(PresidentialInsider.com)- If there’s one thing we know about the 2020 U.S. presidential election, it’s that a record number of people cast their vote.
According to the University of Florida’s U.S. Elections Project, which tracks total voter turnout, more than 160 million people voted in this year’s presidential election. That accounts for 66.9% of the total eligible voting population in the country.
According to Michael McDonald of the University of Florida, that number is the largest voter participation race since 1900. It also far eclipses voter turnout for any presidential election since.
As Marquette University’s Julia Azari said:
“We broke a 120-year record on turnout – the kind of turnout people only dreamed of” in prior elections.
The record turnout didn’t actually favor one party over the other. Azari said one party didn’t establish itself as the dominant one in American politics. In fact, “it didn’t change much” at all, she said.
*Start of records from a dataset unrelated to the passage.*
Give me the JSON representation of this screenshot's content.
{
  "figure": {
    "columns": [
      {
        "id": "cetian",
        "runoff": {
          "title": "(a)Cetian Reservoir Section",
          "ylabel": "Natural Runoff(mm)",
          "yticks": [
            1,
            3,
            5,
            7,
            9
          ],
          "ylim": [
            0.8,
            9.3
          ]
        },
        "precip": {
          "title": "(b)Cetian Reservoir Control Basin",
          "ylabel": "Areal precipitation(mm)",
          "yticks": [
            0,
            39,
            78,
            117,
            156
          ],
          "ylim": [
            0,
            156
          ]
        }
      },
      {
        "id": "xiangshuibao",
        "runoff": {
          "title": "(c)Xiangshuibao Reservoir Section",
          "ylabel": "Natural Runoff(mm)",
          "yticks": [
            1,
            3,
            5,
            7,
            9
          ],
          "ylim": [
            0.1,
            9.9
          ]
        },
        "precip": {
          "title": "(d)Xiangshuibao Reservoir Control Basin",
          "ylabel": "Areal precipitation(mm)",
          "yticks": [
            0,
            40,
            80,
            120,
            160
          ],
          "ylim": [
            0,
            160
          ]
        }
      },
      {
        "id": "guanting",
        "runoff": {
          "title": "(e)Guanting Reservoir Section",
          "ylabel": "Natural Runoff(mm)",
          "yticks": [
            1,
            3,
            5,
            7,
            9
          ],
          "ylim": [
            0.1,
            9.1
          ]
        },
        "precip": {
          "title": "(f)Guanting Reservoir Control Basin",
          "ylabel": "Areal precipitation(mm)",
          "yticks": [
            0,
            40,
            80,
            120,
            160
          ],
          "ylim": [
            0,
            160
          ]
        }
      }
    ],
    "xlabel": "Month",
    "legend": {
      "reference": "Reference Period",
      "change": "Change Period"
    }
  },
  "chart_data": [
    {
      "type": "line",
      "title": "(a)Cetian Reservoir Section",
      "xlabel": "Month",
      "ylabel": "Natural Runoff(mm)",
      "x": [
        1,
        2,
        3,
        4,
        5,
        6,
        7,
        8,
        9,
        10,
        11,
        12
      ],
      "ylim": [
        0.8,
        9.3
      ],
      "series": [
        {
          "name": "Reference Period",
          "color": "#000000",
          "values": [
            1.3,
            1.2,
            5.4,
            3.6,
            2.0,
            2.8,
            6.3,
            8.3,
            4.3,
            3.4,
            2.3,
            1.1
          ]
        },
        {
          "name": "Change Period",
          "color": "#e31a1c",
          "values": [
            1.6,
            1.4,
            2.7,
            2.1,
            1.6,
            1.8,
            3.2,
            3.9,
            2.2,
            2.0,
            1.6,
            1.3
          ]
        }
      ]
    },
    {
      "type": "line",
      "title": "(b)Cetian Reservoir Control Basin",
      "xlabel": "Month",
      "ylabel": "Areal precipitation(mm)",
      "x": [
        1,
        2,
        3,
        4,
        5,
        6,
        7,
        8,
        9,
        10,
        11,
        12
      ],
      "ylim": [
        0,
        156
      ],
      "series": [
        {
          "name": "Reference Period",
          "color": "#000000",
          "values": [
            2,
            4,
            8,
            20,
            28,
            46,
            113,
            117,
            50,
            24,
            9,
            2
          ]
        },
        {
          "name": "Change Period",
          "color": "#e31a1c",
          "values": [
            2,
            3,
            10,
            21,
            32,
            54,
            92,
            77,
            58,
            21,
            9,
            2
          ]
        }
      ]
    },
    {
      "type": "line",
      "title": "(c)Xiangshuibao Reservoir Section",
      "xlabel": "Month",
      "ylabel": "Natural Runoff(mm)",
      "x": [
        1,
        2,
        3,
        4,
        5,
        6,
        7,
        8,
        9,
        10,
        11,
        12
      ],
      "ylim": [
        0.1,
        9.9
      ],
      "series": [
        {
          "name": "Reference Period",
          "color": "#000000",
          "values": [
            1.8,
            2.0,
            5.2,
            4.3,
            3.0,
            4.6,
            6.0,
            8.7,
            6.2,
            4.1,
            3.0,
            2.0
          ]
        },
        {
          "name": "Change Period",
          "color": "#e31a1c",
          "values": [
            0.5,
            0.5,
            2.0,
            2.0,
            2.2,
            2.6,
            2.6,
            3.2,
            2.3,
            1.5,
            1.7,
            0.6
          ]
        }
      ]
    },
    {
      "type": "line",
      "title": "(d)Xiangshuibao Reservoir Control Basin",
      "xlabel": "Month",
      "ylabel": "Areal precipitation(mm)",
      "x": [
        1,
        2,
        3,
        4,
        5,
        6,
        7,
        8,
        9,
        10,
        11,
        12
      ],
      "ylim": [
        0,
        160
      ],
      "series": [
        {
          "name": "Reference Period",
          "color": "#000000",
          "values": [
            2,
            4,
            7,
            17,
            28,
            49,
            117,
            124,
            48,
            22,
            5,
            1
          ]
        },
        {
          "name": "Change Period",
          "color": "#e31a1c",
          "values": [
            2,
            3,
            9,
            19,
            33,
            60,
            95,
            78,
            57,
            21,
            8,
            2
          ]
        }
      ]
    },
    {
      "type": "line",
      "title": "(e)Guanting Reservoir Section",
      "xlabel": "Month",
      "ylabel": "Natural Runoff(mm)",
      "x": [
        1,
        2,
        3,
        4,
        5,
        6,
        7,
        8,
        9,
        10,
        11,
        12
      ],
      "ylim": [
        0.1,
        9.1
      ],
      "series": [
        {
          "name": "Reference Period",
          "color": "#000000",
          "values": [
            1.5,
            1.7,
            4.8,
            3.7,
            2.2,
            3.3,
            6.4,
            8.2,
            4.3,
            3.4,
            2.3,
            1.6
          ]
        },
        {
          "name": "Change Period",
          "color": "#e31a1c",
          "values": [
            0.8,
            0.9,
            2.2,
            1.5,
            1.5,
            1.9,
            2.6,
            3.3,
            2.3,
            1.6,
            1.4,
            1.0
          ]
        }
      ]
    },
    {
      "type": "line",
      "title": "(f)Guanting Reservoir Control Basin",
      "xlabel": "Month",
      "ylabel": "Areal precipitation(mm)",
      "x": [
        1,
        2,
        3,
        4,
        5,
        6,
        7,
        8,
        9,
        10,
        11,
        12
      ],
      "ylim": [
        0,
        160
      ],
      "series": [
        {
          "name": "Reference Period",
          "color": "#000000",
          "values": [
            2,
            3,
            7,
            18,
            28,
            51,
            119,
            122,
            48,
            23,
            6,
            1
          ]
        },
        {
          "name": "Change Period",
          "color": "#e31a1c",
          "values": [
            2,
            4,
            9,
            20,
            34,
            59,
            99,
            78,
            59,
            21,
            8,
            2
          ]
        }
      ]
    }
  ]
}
Republicans continue to get hit hard among women and suburban voters, who typically support Democratic candidates and who have supported Joe Biden for president this year. It’s something that Senate Majority Leader Mitch McConnell pointed out when speaking to reporters in Kentucky, his home state, this week:
“I think we’re very much aware of the challenges that we have in suburbs across America. The other thing that’s been a Republican challenge, really for a number of years but particularly in recent years, is the gender gap.”
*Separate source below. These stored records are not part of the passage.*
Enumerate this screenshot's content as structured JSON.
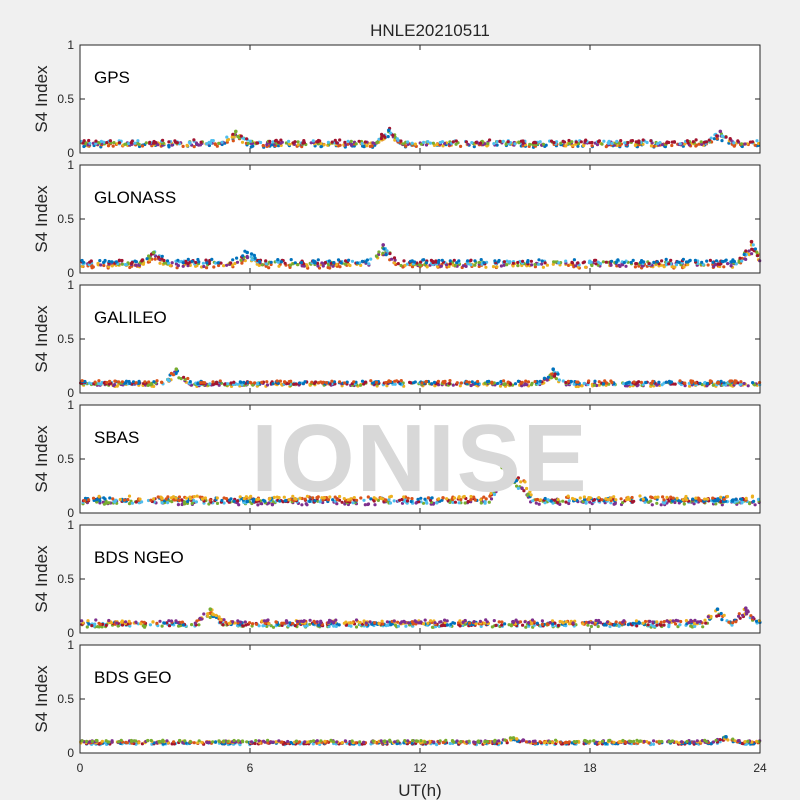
{
  "watermark": "IONISE",
  "colors": {
    "background": "#f0f0f0",
    "axes": "#ffffff",
    "frame": "#262626",
    "series": [
      "#0072BD",
      "#D95319",
      "#EDB120",
      "#7E2F8E",
      "#77AC30",
      "#4DBEEE",
      "#A2142F"
    ]
  },
  "chart_data": {
    "type": "scatter",
    "title": "HNLE20210511",
    "xlabel": "UT(h)",
    "ylabel": "S4 Index",
    "xlim": [
      0,
      24
    ],
    "ylim": [
      0,
      1
    ],
    "xticks": [
      0,
      6,
      12,
      18,
      24
    ],
    "yticks": [
      0,
      0.5,
      1
    ],
    "grid": false,
    "panels": [
      {
        "label": "GPS",
        "description_level": "baseline S4 ~0.05-0.15, occasional peaks ~0.2",
        "baseline": 0.09,
        "spread": 0.05,
        "bumps": [
          {
            "x": 5.5,
            "y": 0.2
          },
          {
            "x": 10.9,
            "y": 0.21
          },
          {
            "x": 22.6,
            "y": 0.2
          }
        ]
      },
      {
        "label": "GLONASS",
        "description_level": "baseline S4 ~0.05-0.18, peak ~0.3 near 24h",
        "baseline": 0.09,
        "spread": 0.06,
        "bumps": [
          {
            "x": 2.6,
            "y": 0.19
          },
          {
            "x": 5.9,
            "y": 0.19
          },
          {
            "x": 10.7,
            "y": 0.26
          },
          {
            "x": 23.7,
            "y": 0.29
          }
        ]
      },
      {
        "label": "GALILEO",
        "description_level": "baseline S4 ~0.05-0.15, peaks ~0.22",
        "baseline": 0.09,
        "spread": 0.04,
        "bumps": [
          {
            "x": 3.4,
            "y": 0.22
          },
          {
            "x": 16.7,
            "y": 0.22
          }
        ]
      },
      {
        "label": "SBAS",
        "description_level": "flat bands ~0.05-0.18, outlier ~0.4 near 14.9h",
        "baseline": 0.12,
        "spread": 0.06,
        "bumps": [
          {
            "x": 14.9,
            "y": 0.42
          },
          {
            "x": 15.4,
            "y": 0.3
          },
          {
            "x": 15.6,
            "y": 0.23
          }
        ]
      },
      {
        "label": "BDS NGEO",
        "description_level": "baseline S4 ~0.05-0.15, peaks ~0.22",
        "baseline": 0.09,
        "spread": 0.05,
        "bumps": [
          {
            "x": 4.6,
            "y": 0.22
          },
          {
            "x": 22.5,
            "y": 0.22
          },
          {
            "x": 23.5,
            "y": 0.23
          }
        ]
      },
      {
        "label": "BDS GEO",
        "description_level": "tight bands ~0.05-0.14",
        "baseline": 0.1,
        "spread": 0.03,
        "bumps": [
          {
            "x": 15.3,
            "y": 0.14
          },
          {
            "x": 22.8,
            "y": 0.15
          }
        ]
      }
    ]
  }
}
Democrats have their weak points, too. Democratic National Committee member Elaine Kamarck said Biden wasn’t able to reach out and broaden the Democrats’ appeal in more rural areas that are typically “red.” Republicans did a good job of labeling Biden a figurehead for a socialist movement.
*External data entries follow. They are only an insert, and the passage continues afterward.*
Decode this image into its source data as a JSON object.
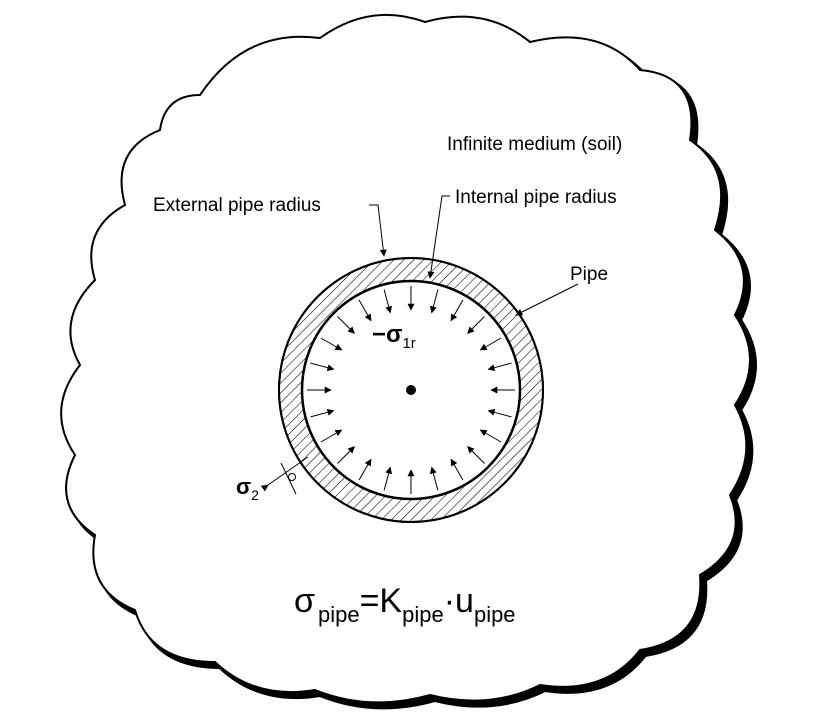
{
  "labels": {
    "medium": "Infinite medium (soil)",
    "external_radius": "External pipe radius",
    "internal_radius": "Internal pipe radius",
    "pipe": "Pipe"
  },
  "internal_stress": {
    "sign": "−",
    "symbol": "σ",
    "subscript": "1r"
  },
  "external_stress": {
    "symbol": "σ",
    "subscript": "2"
  },
  "equation": {
    "sigma": "σ",
    "sigma_sub": "pipe",
    "equals_k": "=K",
    "k_sub": "pipe",
    "dot_u": "·u",
    "u_sub": "pipe"
  },
  "colors": {
    "ink": "#000000",
    "background": "#ffffff"
  }
}
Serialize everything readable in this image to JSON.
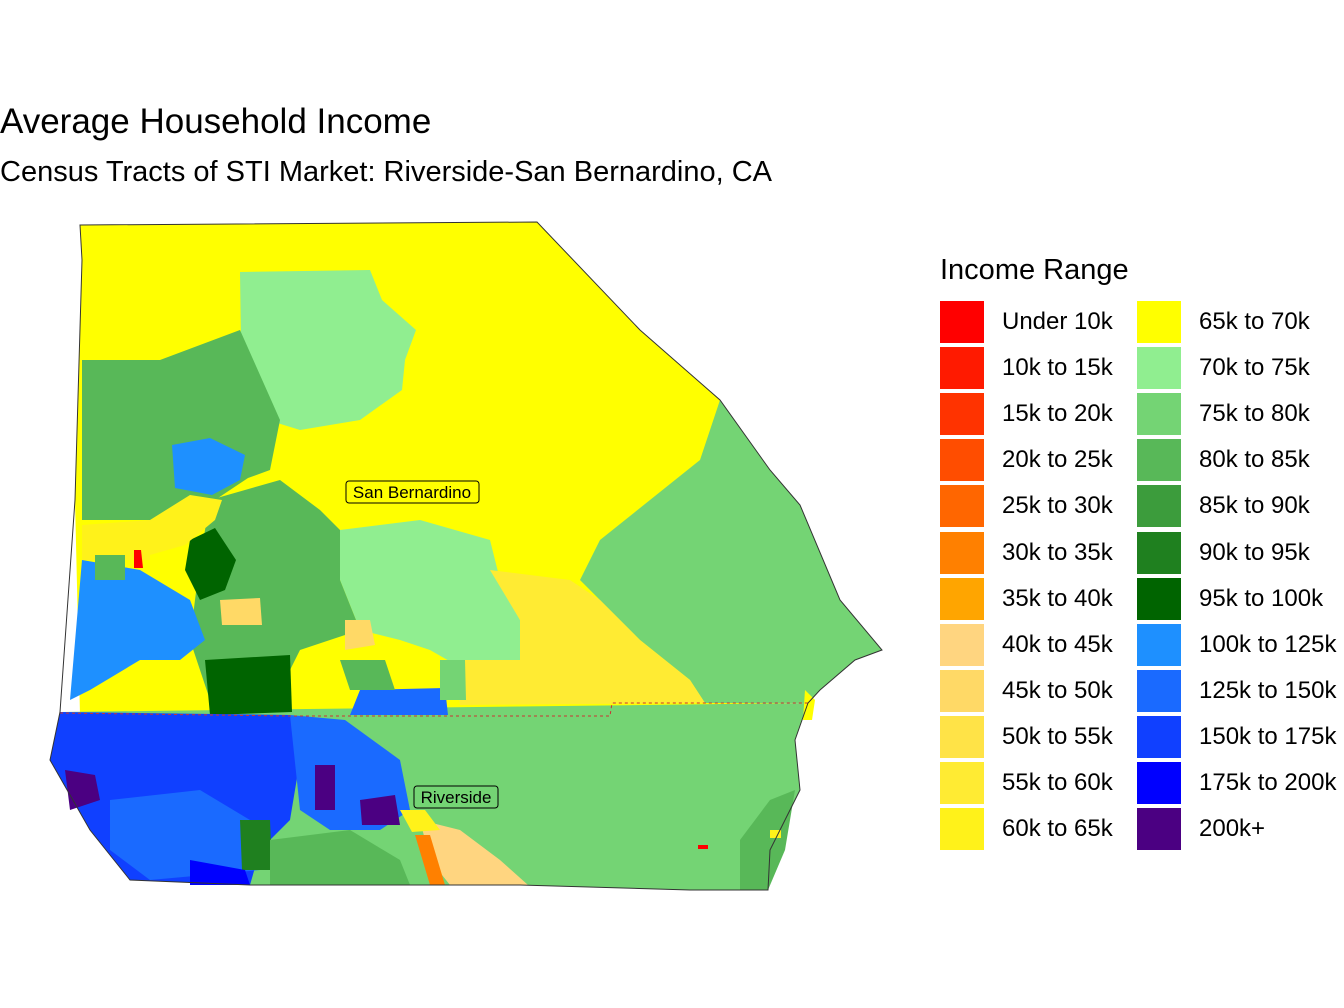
{
  "title": "Average Household Income",
  "subtitle": "Census Tracts of STI Market: Riverside-San Bernardino, CA",
  "legend": {
    "title": "Income Range",
    "items": [
      {
        "label": "Under 10k",
        "color": "#ff0000"
      },
      {
        "label": "10k to 15k",
        "color": "#ff1a00"
      },
      {
        "label": "15k to 20k",
        "color": "#ff3300"
      },
      {
        "label": "20k to 25k",
        "color": "#ff4d00"
      },
      {
        "label": "25k to 30k",
        "color": "#ff6600"
      },
      {
        "label": "30k to 35k",
        "color": "#ff8000"
      },
      {
        "label": "35k to 40k",
        "color": "#ffa500"
      },
      {
        "label": "40k to 45k",
        "color": "#ffd580"
      },
      {
        "label": "45k to 50k",
        "color": "#ffd966"
      },
      {
        "label": "50k to 55k",
        "color": "#ffe347"
      },
      {
        "label": "55k to 60k",
        "color": "#ffeb33"
      },
      {
        "label": "60k to 65k",
        "color": "#fff21a"
      },
      {
        "label": "65k to 70k",
        "color": "#ffff00"
      },
      {
        "label": "70k to 75k",
        "color": "#90ee90"
      },
      {
        "label": "75k to 80k",
        "color": "#74d474"
      },
      {
        "label": "80k to 85k",
        "color": "#58b858"
      },
      {
        "label": "85k to 90k",
        "color": "#3c9c3c"
      },
      {
        "label": "90k to 95k",
        "color": "#1f801f"
      },
      {
        "label": "95k to 100k",
        "color": "#006400"
      },
      {
        "label": "100k to 125k",
        "color": "#1e90ff"
      },
      {
        "label": "125k to 150k",
        "color": "#1a6aff"
      },
      {
        "label": "150k to 175k",
        "color": "#1040ff"
      },
      {
        "label": "175k to 200k",
        "color": "#0000ff"
      },
      {
        "label": "200k+",
        "color": "#4b0082"
      }
    ]
  },
  "map": {
    "labels": {
      "san_bernardino": "San Bernardino",
      "riverside": "Riverside"
    }
  }
}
Ruy Teixeira, an analyst for the Democrats, also said Biden didn’t make up any additional ground among white college-educated voters, something many Democrats thought he’d do. He also only had very small gains among white voters who aren’t college educated.
A lot of Democrats are divided over whether Biden’s problem in this election was that his campaign was too moderate, or not moderate enough. As Kamarck said:
“Biden tried to reach beyond his base, but his attempt was undercut by Democratic primaries where everybody but Biden and a handful of others were out on the left wing. Biden did a good job trying to say, ‘I beat those guys in the primary.’ He knew he had to overcome that, but it was hard to overcome.”
Teixeira said Biden suffered a lot among voters who are Latino because his “working-class economic agenda” got drowned out by the attention racial justice got over the summer. As Teixiera said:
“Maybe that’s not what the media Black or Latino voter wanted to hear. Maybe the culture wars are a loser for Democrats.”
Still other Democrats say that Biden wasn’t “left enough” to be able to attract younger voters, as Vermont Senator Bernie Sanders has been able to do in the last two Democratic primaries. Still, that viewpoint may not have played well with more moderate voters across the country.